Do Russians just have a feline affinity? Tsoraev laughed. "No one else is patient enough. We are a patient nation."
"There is no animal a Russian can't train," he went on, boasting that a friend once even trained a porcupine, although he didn't say what it did. The secret is in simply being open to cats. "You've got to understand them. You've got to feel them," he said. "You've got to be open-hearted."
One of the nation's foremost cat trainers agrees. "There's nothing difficult about it," said Catherine Crawmer, who has trained both large predator cats and pampered house cats. She also edits American Animal Trainer magazine and has written a how-to book, Here Kitty, Kitty.
The reason cats have such a bad reputation in the training department, Crawmer said, is all our fault. We humans have simply underestimated them. Worse, we bore them. We coop them up in homes with nothing more exciting to do than pull down the curtains or knock things off shelves. Training them "is just a matter of learning what a cat would consider a worthy thing to work for," she said. That often means food, although different cats will, of course, want different foods.
Tsoraev won't say what he uses - "it's a professional secret," he teased - but it looked white and flaky. Tsoraev travels nine months a year in a 45-foot trailer. He and his Brazilian wife, Sylvania, live in the front. Ten cats - Star, Pino, Rincon, Mimi, Magda, Fafa, Tom, Boris, Tiazinia and Ogalyok - are in back in several cages, furnished with scratching posts and sleeping shelves. And air-conditioning. When he takes them out, he lifts them to his chin, making kissing noises, and they give his jaw little head-butts.
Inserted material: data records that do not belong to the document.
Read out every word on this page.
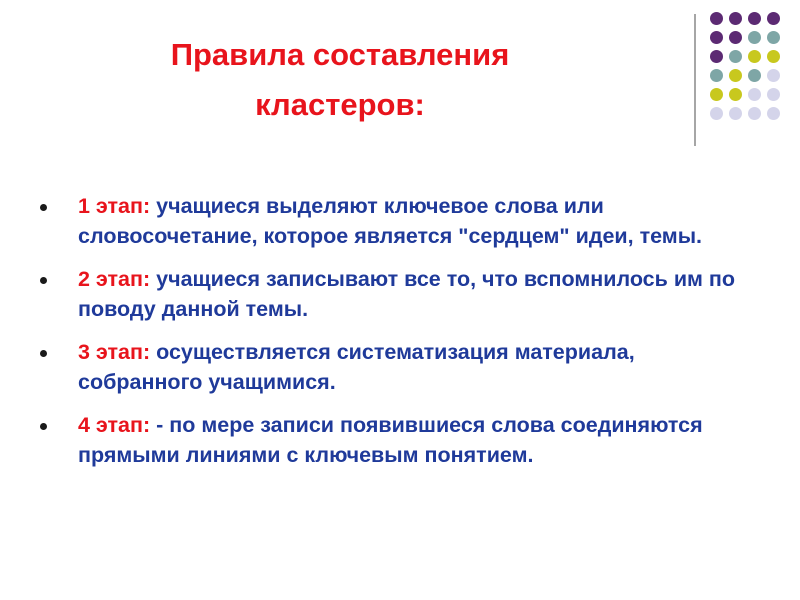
Правила составления
кластеров:
1 этап: учащиеся выделяют ключевое слова или словосочетание, которое является "сердцем" идеи, темы.
2 этап: учащиеся записывают все то, что вспомнилось им по поводу данной темы.
3 этап: осуществляется систематизация материала, собранного учащимися.
4 этап: - по мере записи появившиеся слова соединяются прямыми линиями с ключевым понятием.
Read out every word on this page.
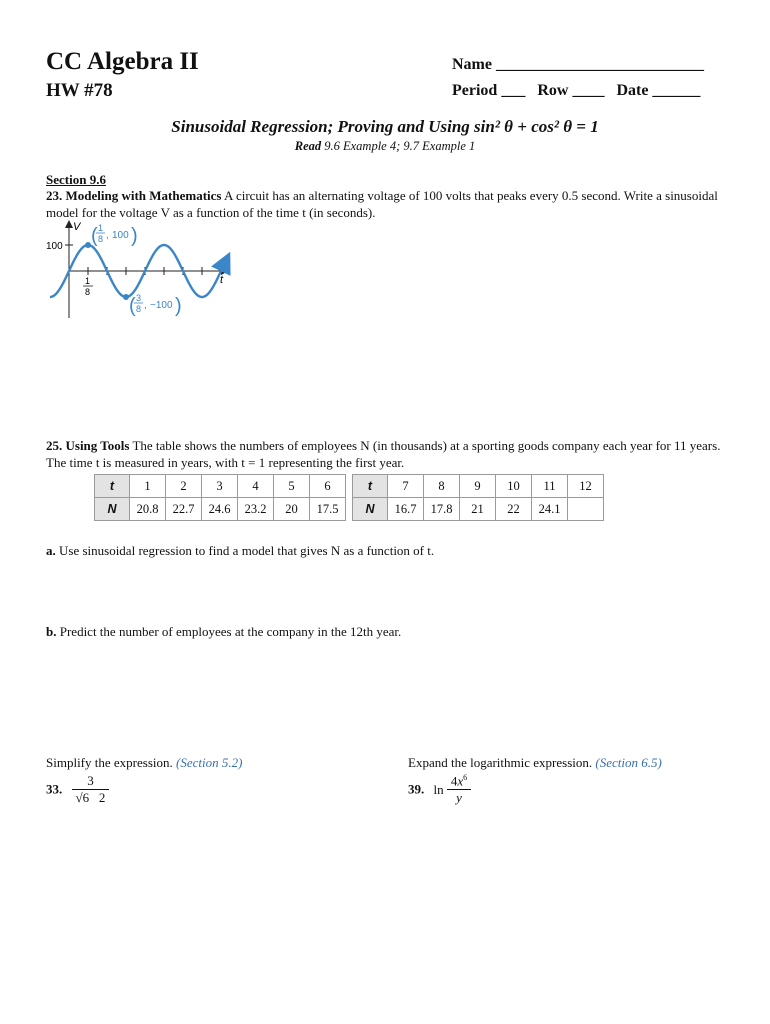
CC Algebra II
HW #78
Name __________________________
Period ___ Row ____ Date ______
Sinusoidal Regression; Proving and Using sin² θ + cos² θ = 1
Read 9.6 Example 4; 9.7 Example 1
Section 9.6
23. Modeling with Mathematics A circuit has an alternating voltage of 100 volts that peaks every 0.5 second. Write a sinusoidal model for the voltage V as a function of the time t (in seconds).
V
t
100
1
8
( 1
8 , 100 )
( 3
8 , −100 )
25. Using Tools The table shows the numbers of employees N (in thousands) at a sporting goods company each year for 11 years. The time t is measured in years, with t = 1 representing the first year.
t	1	2	3	4	5	6
N	20.8	22.7	24.6	23.2	20	17.5
t	7	8	9	10	11	12
N	16.7	17.8	21	22	24.1	
a. Use sinusoidal regression to find a model that gives N as a function of t.
b. Predict the number of employees at the company in the 12th year.
Simplify the expression. (Section 5.2)
33. $\frac{3}{√6 2}$
Expand the logarithmic expression. (Section 6.5)
39. $\ln \frac{4x^6}{y}$
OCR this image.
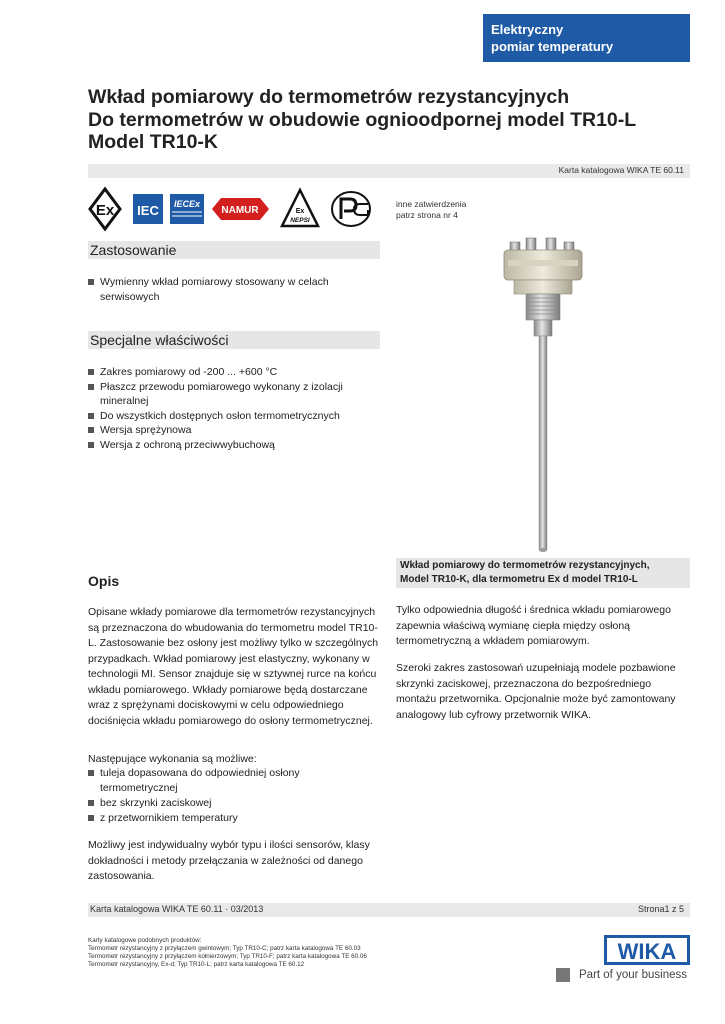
Elektryczny
pomiar temperatury
Wkład pomiarowy do termometrów rezystancyjnych
Do termometrów w obudowie ognioodpornej model TR10-L
Model TR10-K
Karta katalogowa WIKA TE 60.11
Ex IEC IECEx
NAMUR	Ex
NEPSI
inne zatwierdzenia
patrz strona nr 4
Zastosowanie
Wymienny wkład pomiarowy stosowany w celach serwisowych
Specjalne właściwości
Zakres pomiarowy od -200 ... +600 °C
Płaszcz przewodu pomiarowego wykonany z izolacji mineralnej
Do wszystkich dostępnych osłon termometrycznych
Wersja sprężynowa
Wersja z ochroną przeciwwybuchową
Wkład pomiarowy do termometrów rezystancyjnych,
Model TR10-K, dla termometru Ex d model TR10-L
Opis
Opisane wkłady pomiarowe dla termometrów rezystancyjnych są przeznaczona do wbudowania do termometru model TR10-L. Zastosowanie bez osłony jest możliwy tylko w szczególnych przypadkach. Wkład pomiarowy jest elastyczny, wykonany w technologii MI. Sensor znajduje się w sztywnej rurce na końcu wkładu pomiarowego. Wkłady pomiarowe będą dostarczane wraz z sprężynami dociskowymi w celu odpowiedniego dociśnięcia wkładu pomiarowego do osłony termometrycznej.
Następujące wykonania są możliwe:
tuleja dopasowana do odpowiedniej osłony termometrycznej
bez skrzynki zaciskowej
z przetwornikiem temperatury
Możliwy jest indywidualny wybór typu i ilości sensorów, klasy dokładności i metody przełączania w zależności od danego zastosowania.
Tylko odpowiednia długość i średnica wkładu pomiarowego zapewnia właściwą wymianę ciepła między osłoną termometryczną a wkładem pomiarowym.
Szeroki zakres zastosowań uzupełniają modele pozbawione skrzynki zaciskowej, przeznaczona do bezpośredniego montażu przetwornika. Opcjonalnie może być zamontowany analogowy lub cyfrowy przetwornik WIKA.
Karta katalogowa WIKA TE 60.11 · 03/2013	Strona1 z 5
Karty katalogowe podobnych produktów:
Termometr rezystancyjny z przyłączem gwintowym; Typ TR10-C; patrz karta katalogowa TE 60.03
Termometr rezystancyjny z przyłączem kołnierzowym; Typ TR10-F; patrz karta katalogowa TE 60.06
Termometr rezystancyjny, Ex-d; Typ TR10-L; patrz karta katalogowa TE 60.12
WIKA
Part of your business
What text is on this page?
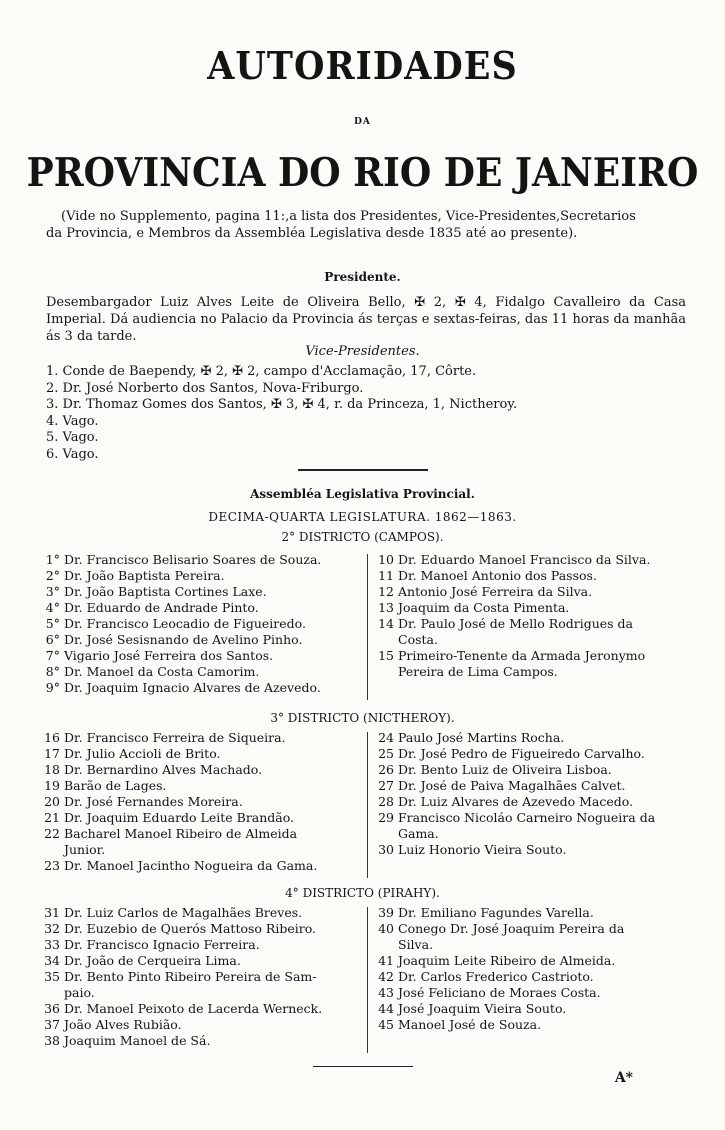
AUTORIDADES
DA
PROVINCIA DO RIO DE JANEIRO
(Vide no Supplemento, pagina 11:,a lista dos Presidentes, Vice-Presidentes,Secretarios
da Provincia, e Membros da Assembléa Legislativa desde 1835 até ao presente).
Presidente.
Desembargador Luiz Alves Leite de Oliveira Bello, ✠ 2, ✠ 4, Fidalgo Cavalleiro da Casa Imperial. Dá audiencia no Palacio da Provincia ás terças e sextas-feiras, das 11 horas da manhãa ás 3 da tarde.
Vice-Presidentes.
1. Conde de Baependy, ✠ 2, ✠ 2, campo d'Acclamação, 17, Côrte.
2. Dr. José Norberto dos Santos, Nova-Friburgo.
3. Dr. Thomaz Gomes dos Santos, ✠ 3, ✠ 4, r. da Princeza, 1, Nictheroy.
4. Vago.
5. Vago.
6. Vago.
Assembléa Legislativa Provincial.
DECIMA-QUARTA LEGISLATURA. 1862—1863.
2° DISTRICTO (CAMPOS).
1° Dr. Francisco Belisario Soares de Souza.
2° Dr. João Baptista Pereira.
3° Dr. João Baptista Cortines Laxe.
4° Dr. Eduardo de Andrade Pinto.
5° Dr. Francisco Leocadio de Figueiredo.
6° Dr. José Sesisnando de Avelino Pinho.
7° Vigario José Ferreira dos Santos.
8° Dr. Manoel da Costa Camorim.
9° Dr. Joaquim Ignacio Alvares de Azevedo.
10 Dr. Eduardo Manoel Francisco da Silva.
11 Dr. Manoel Antonio dos Passos.
12 Antonio José Ferreira da Silva.
13 Joaquim da Costa Pimenta.
14 Dr. Paulo José de Mello Rodrigues da
Costa.
15 Primeiro-Tenente da Armada Jeronymo
Pereira de Lima Campos.
3° DISTRICTO (NICTHEROY).
16 Dr. Francisco Ferreira de Siqueira.
17 Dr. Julio Accioli de Brito.
18 Dr. Bernardino Alves Machado.
19 Barão de Lages.
20 Dr. José Fernandes Moreira.
21 Dr. Joaquim Eduardo Leite Brandão.
22 Bacharel Manoel Ribeiro de Almeida
Junior.
23 Dr. Manoel Jacintho Nogueira da Gama.
24 Paulo José Martins Rocha.
25 Dr. José Pedro de Figueiredo Carvalho.
26 Dr. Bento Luiz de Oliveira Lisboa.
27 Dr. José de Paiva Magalhães Calvet.
28 Dr. Luiz Alvares de Azevedo Macedo.
29 Francisco Nicoláo Carneiro Nogueira da
Gama.
30 Luiz Honorio Vieira Souto.
4° DISTRICTO (PIRAHY).
31 Dr. Luiz Carlos de Magalhães Breves.
32 Dr. Euzebio de Querós Mattoso Ribeiro.
33 Dr. Francisco Ignacio Ferreira.
34 Dr. João de Cerqueira Lima.
35 Dr. Bento Pinto Ribeiro Pereira de Sam-
paio.
36 Dr. Manoel Peixoto de Lacerda Werneck.
37 João Alves Rubião.
38 Joaquim Manoel de Sá.
39 Dr. Emiliano Fagundes Varella.
40 Conego Dr. José Joaquim Pereira da
Silva.
41 Joaquim Leite Ribeiro de Almeida.
42 Dr. Carlos Frederico Castrioto.
43 José Feliciano de Moraes Costa.
44 José Joaquim Vieira Souto.
45 Manoel José de Souza.
A*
The Humane Society of the United States, which has opposed circuses for years because the wild animals are caged and "coercively trained to perform silly stunts," loves the idea of trained house cats. Sort of. "If they substituted domestic cats for wild cats, that would be a step in the right direction," said the society's Wayne Pacelle. As long as the cats aren't "put at risk."
Tsoraev claims that's pretty much impossible. After all, cats are cats. But to be truly impressive, well ...
For the final act, Rincon, a dark Siamese breed, stood on a tasseled platform. As his rhinestone collar glinted in the lights, stagehands hoisted Rincon up, up, up to the roof of the big top. Sylvania, in a gold evening gown, struck a pose. Tsoraev held up a large cushion. Sixty feet above them, Rincon peered over the edge of the platform once, then twice.
Then he jumped.
"Aaaaaaaah!" went the crowd as he sailed downward. A few people screamed. He landed on the pillow, and Tsoraev swept it back and down, lessening the impact. The crowd applauded and Tsoraev nuzzled Rincon briefly. Then he and Sylvania walked with their cats through a gaggle of acrobats, toward the trailer.